Abstract

Impedance is the ratio of voltage to current in an electrical circuit. The most common causes of high shock impedance are lead conductor fracture and lead calcification often associated with lead malfunction. We present the first two cases of isolated high shock impedance from pocket calcification in which the lead function is normal. Case 1: A 73-year-old male with ICM, EF 10%, LBBB, sever COPD and Boston biventricular (BiV) ICD in 2013 that normalized EF. Shock impedance slowly rose from 70 Ω to 122 Ω in 2019 and 189 Ω in 2021. Lead extraction with a new system was considered at the time for generator exchange; however, the patient declined. The pocket was severely calcified, with normal defibrillator lead pacing parameters (pace impedance 796 Ω, pace threshold 0.8 V @ 0.4 msec). The calcium shell was removed (Figure 1A), and the shock impedance dropped to 146 Ω, and remained 137 Ω in one year follow up. Case 2: A 65-year-old female with NICM, EF 20%, LBBB, and Boston BiV ICD in 2013 that normalized QRS (Figure 1B). Shock impedance slowly rose from 65 Ω to 138 Ω (2019) and 165 Ω (2022). At the time of generator exchange, the pocket was heavily calcified. Defibrillator lead pacing parameters were normal (pace impedance 868 Ω, pace threshold 0.6 V @ 0.4 msec).
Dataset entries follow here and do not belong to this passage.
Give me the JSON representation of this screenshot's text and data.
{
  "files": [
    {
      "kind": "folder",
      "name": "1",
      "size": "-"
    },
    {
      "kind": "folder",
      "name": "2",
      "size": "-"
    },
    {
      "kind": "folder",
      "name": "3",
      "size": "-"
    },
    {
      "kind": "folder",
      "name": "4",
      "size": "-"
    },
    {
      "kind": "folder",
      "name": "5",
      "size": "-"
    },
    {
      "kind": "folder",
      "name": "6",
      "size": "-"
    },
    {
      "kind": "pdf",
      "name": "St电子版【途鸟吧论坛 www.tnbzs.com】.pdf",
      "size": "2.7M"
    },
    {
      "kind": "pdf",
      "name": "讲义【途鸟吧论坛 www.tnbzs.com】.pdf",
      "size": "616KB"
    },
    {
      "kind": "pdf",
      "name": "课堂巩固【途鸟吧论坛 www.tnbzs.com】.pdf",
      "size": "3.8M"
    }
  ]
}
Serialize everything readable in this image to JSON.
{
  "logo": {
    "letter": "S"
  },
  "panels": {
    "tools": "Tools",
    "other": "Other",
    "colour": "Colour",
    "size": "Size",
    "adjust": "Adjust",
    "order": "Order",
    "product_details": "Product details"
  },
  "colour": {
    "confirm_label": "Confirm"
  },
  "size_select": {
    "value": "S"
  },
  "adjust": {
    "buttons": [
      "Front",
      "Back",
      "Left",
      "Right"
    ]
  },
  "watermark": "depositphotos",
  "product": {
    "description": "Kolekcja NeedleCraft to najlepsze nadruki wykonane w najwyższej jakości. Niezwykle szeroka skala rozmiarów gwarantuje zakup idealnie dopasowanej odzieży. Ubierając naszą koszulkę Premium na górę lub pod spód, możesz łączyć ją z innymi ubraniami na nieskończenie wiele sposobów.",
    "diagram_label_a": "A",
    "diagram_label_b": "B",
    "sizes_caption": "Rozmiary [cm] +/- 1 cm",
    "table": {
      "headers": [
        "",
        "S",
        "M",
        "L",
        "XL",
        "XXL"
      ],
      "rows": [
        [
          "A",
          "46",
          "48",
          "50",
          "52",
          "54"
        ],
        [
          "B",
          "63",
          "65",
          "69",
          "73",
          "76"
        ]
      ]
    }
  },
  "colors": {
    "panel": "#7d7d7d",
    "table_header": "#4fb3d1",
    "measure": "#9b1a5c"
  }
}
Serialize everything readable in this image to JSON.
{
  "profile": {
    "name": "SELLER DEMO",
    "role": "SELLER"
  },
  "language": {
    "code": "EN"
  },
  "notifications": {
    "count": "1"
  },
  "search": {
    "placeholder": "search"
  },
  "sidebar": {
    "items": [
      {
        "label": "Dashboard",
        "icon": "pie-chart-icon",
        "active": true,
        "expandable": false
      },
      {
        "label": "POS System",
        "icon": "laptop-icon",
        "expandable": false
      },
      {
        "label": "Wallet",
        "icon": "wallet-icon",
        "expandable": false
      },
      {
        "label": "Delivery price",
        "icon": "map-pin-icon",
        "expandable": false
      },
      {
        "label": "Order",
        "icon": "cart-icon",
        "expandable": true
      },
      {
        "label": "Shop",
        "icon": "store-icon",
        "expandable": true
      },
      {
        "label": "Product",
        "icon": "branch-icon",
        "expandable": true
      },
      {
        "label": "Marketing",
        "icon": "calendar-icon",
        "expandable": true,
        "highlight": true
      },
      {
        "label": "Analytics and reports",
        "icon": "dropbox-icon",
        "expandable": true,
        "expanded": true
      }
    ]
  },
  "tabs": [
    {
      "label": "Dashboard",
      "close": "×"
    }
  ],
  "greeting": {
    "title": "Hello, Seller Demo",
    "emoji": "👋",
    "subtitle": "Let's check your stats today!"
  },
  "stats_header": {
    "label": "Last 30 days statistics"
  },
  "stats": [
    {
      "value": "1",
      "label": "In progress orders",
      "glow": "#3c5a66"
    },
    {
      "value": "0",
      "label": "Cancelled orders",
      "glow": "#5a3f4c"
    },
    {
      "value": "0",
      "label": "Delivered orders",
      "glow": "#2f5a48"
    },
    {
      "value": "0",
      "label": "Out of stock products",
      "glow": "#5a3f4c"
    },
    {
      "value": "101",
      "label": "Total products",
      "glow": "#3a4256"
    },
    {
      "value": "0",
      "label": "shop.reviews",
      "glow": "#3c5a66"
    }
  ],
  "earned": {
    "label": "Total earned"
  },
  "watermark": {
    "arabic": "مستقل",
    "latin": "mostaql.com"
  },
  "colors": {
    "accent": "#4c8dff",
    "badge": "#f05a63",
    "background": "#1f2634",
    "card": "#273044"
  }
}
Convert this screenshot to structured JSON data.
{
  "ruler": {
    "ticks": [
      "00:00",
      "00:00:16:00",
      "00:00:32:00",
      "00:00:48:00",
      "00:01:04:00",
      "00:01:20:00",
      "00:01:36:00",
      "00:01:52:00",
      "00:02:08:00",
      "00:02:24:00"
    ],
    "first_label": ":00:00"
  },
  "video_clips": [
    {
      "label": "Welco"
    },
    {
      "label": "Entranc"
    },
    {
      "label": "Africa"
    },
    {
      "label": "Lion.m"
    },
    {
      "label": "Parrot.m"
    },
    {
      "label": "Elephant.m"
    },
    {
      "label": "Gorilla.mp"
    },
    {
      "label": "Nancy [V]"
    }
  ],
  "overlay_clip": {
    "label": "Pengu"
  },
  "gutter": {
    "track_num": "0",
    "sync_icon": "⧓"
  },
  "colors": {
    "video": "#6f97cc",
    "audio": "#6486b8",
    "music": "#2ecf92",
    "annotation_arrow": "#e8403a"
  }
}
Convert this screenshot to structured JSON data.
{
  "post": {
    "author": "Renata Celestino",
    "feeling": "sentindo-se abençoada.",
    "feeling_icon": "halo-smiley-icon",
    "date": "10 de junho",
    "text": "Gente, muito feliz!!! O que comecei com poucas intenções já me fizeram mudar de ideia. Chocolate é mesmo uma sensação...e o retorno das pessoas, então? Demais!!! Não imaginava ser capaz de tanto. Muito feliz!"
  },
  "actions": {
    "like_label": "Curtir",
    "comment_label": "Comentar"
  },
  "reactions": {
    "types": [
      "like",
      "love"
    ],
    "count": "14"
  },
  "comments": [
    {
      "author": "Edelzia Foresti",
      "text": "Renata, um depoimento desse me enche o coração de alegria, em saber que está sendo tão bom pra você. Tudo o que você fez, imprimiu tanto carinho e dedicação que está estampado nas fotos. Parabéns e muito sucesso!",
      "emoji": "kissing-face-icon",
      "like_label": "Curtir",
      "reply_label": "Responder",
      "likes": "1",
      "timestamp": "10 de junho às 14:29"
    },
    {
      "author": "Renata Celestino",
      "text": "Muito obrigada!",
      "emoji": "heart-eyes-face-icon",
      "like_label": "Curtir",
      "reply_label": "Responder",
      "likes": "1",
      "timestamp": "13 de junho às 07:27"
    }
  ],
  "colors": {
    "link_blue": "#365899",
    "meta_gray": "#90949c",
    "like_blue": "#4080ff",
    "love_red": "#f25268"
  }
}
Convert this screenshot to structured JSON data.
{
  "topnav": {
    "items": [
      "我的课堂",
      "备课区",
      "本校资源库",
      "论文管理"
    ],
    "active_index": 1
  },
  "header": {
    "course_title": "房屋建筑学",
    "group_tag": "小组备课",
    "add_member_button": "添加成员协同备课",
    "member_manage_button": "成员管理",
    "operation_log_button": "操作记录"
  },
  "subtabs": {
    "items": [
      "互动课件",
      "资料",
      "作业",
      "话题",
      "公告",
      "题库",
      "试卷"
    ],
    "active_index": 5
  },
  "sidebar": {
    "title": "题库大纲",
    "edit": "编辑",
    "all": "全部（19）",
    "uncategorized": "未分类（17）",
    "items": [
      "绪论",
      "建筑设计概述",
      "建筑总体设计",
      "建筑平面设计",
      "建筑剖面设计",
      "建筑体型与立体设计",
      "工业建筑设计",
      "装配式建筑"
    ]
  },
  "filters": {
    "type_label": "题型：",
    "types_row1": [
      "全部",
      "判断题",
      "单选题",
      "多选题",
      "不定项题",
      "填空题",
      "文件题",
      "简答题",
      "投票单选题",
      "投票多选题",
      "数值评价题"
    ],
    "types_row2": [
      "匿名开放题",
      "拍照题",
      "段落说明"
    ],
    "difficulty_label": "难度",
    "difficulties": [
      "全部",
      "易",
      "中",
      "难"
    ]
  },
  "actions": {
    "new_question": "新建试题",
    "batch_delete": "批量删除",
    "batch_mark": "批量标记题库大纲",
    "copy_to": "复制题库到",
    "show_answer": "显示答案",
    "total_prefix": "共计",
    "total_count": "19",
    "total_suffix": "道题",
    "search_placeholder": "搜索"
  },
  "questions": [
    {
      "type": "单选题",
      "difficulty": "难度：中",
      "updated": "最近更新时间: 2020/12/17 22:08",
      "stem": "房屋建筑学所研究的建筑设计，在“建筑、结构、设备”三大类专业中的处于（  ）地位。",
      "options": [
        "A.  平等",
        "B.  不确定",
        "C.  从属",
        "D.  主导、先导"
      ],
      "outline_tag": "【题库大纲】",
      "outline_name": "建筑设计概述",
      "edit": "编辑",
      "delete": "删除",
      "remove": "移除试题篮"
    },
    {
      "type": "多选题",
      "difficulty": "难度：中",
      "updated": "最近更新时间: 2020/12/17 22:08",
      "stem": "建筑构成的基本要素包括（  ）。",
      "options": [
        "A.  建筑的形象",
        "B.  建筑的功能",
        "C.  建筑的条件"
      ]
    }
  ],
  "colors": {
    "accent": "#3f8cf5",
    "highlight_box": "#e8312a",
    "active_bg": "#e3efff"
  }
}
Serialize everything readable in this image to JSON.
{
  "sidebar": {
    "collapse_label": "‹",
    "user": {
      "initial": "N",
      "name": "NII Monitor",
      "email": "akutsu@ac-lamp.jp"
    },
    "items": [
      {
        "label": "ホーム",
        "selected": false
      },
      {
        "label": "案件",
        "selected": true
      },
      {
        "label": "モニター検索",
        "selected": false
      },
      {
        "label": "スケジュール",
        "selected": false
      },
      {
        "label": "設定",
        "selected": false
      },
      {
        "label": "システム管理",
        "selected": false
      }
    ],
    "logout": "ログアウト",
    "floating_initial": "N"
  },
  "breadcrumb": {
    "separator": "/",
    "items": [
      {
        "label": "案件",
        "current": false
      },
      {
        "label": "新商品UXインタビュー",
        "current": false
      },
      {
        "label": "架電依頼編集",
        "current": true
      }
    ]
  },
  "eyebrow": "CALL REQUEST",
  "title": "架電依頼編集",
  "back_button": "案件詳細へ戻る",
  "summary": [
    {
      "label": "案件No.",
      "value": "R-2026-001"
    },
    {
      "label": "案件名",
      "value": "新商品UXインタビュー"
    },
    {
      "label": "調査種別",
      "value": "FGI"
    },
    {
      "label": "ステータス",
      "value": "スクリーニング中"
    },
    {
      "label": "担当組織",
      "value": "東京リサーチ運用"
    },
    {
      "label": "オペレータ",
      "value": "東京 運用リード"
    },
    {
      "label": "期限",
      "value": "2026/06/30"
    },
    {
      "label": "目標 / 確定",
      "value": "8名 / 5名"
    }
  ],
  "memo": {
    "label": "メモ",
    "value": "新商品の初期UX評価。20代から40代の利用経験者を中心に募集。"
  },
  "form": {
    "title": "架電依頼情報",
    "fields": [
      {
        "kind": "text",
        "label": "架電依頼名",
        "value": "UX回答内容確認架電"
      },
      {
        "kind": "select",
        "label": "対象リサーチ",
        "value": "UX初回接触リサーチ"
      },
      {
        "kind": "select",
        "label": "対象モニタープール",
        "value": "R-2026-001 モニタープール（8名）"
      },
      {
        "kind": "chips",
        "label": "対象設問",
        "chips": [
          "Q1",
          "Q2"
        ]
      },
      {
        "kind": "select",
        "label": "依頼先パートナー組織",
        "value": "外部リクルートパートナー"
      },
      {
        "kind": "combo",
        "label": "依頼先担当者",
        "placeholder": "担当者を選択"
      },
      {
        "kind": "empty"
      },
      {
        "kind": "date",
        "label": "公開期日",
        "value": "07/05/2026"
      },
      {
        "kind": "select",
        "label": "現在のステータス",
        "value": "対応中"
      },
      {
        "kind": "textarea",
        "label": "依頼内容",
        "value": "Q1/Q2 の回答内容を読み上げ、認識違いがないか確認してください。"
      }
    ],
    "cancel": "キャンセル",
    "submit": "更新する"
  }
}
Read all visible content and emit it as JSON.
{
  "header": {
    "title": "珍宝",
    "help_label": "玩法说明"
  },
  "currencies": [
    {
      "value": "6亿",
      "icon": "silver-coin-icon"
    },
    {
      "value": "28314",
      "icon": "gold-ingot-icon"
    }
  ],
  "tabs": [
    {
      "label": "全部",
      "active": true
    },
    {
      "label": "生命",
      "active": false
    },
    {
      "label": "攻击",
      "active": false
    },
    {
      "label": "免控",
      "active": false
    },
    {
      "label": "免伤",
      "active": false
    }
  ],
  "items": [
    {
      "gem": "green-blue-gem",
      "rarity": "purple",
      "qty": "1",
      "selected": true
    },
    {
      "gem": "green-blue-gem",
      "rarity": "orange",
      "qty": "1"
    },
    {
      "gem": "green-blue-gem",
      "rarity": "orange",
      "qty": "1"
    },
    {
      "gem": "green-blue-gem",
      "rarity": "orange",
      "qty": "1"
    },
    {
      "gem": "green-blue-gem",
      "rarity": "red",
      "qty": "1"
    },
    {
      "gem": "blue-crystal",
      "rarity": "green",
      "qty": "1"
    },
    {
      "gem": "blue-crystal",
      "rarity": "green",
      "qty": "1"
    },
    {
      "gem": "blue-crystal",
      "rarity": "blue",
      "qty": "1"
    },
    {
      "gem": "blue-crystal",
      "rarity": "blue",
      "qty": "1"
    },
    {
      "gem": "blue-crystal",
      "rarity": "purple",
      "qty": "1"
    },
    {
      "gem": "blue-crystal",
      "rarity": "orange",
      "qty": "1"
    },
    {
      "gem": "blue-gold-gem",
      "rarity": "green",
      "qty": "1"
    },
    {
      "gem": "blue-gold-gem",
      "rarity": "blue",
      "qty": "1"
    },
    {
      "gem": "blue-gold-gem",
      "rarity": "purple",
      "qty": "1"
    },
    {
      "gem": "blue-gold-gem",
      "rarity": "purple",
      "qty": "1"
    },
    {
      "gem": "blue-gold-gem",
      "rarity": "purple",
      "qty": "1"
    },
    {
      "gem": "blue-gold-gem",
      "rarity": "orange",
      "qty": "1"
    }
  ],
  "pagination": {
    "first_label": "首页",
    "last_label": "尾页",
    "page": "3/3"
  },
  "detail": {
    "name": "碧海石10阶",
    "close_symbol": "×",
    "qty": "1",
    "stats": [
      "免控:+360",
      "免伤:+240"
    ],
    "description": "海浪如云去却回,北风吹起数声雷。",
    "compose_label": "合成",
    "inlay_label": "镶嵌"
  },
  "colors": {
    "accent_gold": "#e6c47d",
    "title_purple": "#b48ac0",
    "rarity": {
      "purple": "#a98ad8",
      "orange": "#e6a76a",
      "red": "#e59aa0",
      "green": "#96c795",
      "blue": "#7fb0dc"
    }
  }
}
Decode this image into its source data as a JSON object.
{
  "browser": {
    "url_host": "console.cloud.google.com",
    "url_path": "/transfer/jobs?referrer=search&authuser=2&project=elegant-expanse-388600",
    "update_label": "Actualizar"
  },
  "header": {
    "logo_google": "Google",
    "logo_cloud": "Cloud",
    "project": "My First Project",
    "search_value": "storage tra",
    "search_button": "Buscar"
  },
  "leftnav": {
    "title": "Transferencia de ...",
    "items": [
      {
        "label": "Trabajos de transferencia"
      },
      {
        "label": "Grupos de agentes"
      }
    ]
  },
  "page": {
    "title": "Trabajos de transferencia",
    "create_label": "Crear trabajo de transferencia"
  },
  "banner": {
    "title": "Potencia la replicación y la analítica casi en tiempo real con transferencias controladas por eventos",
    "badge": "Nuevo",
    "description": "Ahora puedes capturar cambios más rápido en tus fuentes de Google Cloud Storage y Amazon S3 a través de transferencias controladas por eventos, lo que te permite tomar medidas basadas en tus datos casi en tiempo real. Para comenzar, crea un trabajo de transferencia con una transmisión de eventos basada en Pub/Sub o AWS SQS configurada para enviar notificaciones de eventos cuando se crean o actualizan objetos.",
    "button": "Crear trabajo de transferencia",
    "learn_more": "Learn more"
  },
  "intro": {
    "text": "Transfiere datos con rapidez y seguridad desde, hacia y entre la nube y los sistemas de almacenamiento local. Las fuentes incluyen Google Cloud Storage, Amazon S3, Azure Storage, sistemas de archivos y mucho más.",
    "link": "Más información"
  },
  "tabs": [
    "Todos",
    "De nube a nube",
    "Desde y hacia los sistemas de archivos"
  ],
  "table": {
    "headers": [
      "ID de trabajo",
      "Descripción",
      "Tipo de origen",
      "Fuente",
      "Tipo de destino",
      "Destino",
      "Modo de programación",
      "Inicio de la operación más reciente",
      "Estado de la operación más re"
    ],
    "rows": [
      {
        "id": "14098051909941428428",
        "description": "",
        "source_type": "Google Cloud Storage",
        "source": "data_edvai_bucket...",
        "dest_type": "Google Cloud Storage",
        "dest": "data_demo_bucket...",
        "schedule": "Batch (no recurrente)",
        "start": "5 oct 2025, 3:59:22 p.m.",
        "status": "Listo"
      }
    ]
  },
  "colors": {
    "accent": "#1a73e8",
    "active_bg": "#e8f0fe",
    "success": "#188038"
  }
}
After pocket decalcification, shock impedance reduced to 128 Ω. At one month follow up, shock impedance was stable at 130 Ω. N/A High shock impedance is a result of increased impedance in the circuit which includes the can. Lead fracture or calcification will alter lead function as well as shock impedance. This is managed by extraction. In contrast, pocket calcification, which only increases shock impedance, and can be easily managed by pocket decalcification. In both cases, patients benefited greatly from keeping their functional device and avoiding lead exchange. Lead fracture often results in abrupt increase in shock impedance. Calcification at the lead tip or at the pocket causes slow impedance rise. Unipolar and bipolar pacing impedance can also be used to localize the area of calcification. Normal bipolar pacing impedance and slow isolated high shock impedance should raise the suspicion of pocket calcification. Our cases highlight the importance of recognizing pocket calcification in the context of high shock impedance. Calcium removal at the pocket significantly reduces shock impedance. This management strategy can help to avoid lead extraction, a potentially high-risk operation.